The research project is to analyze and compare the mechanisms governing migration processes within three largest immigration systems of the world: European (centered on the EU), Eurasian (centered on Russia), and North American (centered on the US). The author (who currently serves as Co-chair of the US-Russia Social Expertise Exchange’s Working Group on Migration) has been working on this comparative project for a number of years and published more than a dozen project-related works in the US, Europe, and Russia.

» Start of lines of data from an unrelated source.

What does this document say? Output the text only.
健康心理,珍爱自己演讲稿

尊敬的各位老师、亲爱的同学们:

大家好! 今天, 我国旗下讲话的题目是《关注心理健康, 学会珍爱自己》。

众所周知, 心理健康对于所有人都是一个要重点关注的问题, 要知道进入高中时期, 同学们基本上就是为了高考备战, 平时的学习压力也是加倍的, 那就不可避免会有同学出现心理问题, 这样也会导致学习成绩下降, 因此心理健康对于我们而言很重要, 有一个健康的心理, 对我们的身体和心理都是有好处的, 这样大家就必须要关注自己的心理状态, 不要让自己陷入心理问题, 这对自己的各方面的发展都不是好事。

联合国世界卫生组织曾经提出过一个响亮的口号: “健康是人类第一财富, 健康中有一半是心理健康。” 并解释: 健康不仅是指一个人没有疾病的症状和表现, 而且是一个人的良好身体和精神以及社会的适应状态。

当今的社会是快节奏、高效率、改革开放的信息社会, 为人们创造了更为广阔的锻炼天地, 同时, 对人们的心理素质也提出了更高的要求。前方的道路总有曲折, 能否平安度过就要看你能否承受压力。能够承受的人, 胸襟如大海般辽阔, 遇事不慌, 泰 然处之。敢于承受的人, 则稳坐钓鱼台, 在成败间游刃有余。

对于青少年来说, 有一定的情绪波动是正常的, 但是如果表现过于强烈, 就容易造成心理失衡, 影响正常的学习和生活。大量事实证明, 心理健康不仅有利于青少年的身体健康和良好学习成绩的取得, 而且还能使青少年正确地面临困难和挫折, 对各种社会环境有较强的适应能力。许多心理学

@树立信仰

The author’s goal is to consider the evolution of governmental policies of the main receiving countries and the dynamics of cooperation in migration sphere at the regional level within three systems as well as to formulate policy proposals leading to the improvements in the dynamics, structural characteristics, and territorial orientation of migration flows within these systems thus providing for the improvement of the regional socio-economic and political situations. Of special interest to the author are the issues of migrant integration into the receiving societies and the interaction of various levels of government (from the local to the region wide integrative cooperation) with the elements of civil society in this process.